Ecomaratona e interesse naturalistico
Amo moltissimo la natura, ma non farei mai un’ecomaratona. Perché, a parte i rischi salutistici di cui sopra, chi si vuole godere la natura non fa corse (gare) di ecotrail, ma si limita a camminare. Correre per godersi la natura è innaturale, sono due comportamenti in controtendenza.
Passo intere giornate in campagna con il mio cane e mi godo la natura proprio perché ho il tempo di farlo, non voglio arrivare in fretta qua o là. Se vedo volare un uccello migratore, non scappo via di corsa, ma mi fermo a osservarne il volo e cerco di capire che specie è: questo è amore per la natura. Tre anni fa mi è capitato di trovare su un sentiero un rarissimo mazzo di viole sbocciate alla fine di gennaio! Dubito che lo avrei notato, se fossi stato di corsa.
Penso che per molti il fascino di queste competizioni consista nel ritornare a un mondo naturale (a volte selvaggio), un mondo che spesso rinnegano con i comportamenti di tutti i giorni, comportamenti che non si possono certo dire ispirati al migliore ecologismo.
Devo essere sincero: l’amore estetico che molti runner che si danno all’ecotrail mostrano per la natura lo trovo molto superficiale, da cittadini. Una visione veloce di chi non ha tempo per fermarsi e apprezzare veramente.
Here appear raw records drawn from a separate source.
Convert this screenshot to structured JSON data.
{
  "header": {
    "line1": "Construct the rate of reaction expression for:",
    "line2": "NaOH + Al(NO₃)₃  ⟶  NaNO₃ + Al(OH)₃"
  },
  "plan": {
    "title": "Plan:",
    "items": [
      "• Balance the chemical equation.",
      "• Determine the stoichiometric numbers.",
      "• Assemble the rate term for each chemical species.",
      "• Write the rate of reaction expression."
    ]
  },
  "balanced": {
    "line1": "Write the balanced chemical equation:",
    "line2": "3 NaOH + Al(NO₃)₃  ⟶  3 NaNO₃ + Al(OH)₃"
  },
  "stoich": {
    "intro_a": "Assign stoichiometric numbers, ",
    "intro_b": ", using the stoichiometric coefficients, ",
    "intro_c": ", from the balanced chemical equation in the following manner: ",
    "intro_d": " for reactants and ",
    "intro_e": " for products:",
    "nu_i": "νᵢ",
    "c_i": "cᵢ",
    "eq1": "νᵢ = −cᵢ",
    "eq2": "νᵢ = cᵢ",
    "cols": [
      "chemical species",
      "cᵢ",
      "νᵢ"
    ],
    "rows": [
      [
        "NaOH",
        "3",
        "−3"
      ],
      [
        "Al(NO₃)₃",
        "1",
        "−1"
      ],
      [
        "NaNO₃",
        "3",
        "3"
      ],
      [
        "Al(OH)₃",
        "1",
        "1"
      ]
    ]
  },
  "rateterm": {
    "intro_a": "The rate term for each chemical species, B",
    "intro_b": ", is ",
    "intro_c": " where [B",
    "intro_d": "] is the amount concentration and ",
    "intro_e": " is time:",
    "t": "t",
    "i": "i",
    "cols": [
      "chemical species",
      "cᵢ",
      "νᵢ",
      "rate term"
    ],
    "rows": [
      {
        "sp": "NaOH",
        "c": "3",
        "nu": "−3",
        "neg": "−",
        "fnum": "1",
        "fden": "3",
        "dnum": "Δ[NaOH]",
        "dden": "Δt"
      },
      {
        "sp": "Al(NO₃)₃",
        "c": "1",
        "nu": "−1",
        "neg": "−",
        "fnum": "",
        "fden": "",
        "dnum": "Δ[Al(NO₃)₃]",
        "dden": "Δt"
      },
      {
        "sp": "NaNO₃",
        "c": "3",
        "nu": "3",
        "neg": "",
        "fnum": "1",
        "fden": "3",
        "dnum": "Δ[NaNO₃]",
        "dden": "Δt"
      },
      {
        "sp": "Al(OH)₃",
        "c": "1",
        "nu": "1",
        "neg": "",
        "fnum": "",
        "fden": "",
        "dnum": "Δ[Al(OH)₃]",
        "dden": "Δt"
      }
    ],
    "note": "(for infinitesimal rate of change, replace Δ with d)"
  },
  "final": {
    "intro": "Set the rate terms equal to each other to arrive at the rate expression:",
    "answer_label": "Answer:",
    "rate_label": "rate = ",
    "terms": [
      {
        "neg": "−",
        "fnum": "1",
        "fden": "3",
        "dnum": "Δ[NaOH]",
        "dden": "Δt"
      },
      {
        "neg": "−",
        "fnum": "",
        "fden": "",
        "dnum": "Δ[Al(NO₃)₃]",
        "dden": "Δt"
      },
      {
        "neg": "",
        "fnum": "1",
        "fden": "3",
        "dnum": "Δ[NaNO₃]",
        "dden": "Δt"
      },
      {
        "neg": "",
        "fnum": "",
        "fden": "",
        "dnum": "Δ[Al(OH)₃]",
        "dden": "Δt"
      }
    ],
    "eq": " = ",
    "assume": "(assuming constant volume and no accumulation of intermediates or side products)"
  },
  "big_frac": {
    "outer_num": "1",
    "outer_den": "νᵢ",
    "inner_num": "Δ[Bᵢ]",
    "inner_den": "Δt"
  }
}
Che poi si possa correre in mezzo alla natura è un altro discorso, ma non è il caso di organizzare manifestazioni. Io mi alleno tutti i giorni in campagna, la “mia” campagna; è come abitarci. Se però volessi godermi una natura che non conosco, non correrei, camminerei, come faccio quando vado a Livigno, accompagnato da amici su sentieri stupendi per un’intera giornata.

Una delle ecomaratone italiane più famose è l’Ecomaratona del Chianti
La psicologia dell’ecomaratoneta
Stupisce il fatto che molti runner corrano l’ecomaratona senza un reale interesse naturalistico; alcuni lo fanno come ulteriore sfida (correre in un bosco può far pensare a un’avventura alla Rambo) cercando in percorsi nostrani il fascino che possono dare prove come le maratone nel deserto. Ma sono pochi. Altri hanno uno spirito decisamente (e giustamente) competitivo, correndo la prova per vincerla o arrivare nelle prime posizioni. Ma anche questa categoria è poco numerosa. Esiste invece un’ampia classe di atleti che corre l’ecomaratona per non avere la pressione psicologica della maratona. Infatti, una volta raggiunto il loro top, molti maratoneti preferiscono non confrontarsi più con il declino delle loro prestazioni e, con l’atteggiamento tipico delle non competitive, passano alle ecomaratone, dove il tempo finale, appesantito dal percorso, può essere interpretato ottimisticamente come si vuole. Con il tempo, questo atteggiamento fa scadere inesorabilmente il valore atletico e la carica agonistica del soggetto che ritorna semplicemente a partecipare, anziché a buttare il cuore oltre il traguardo.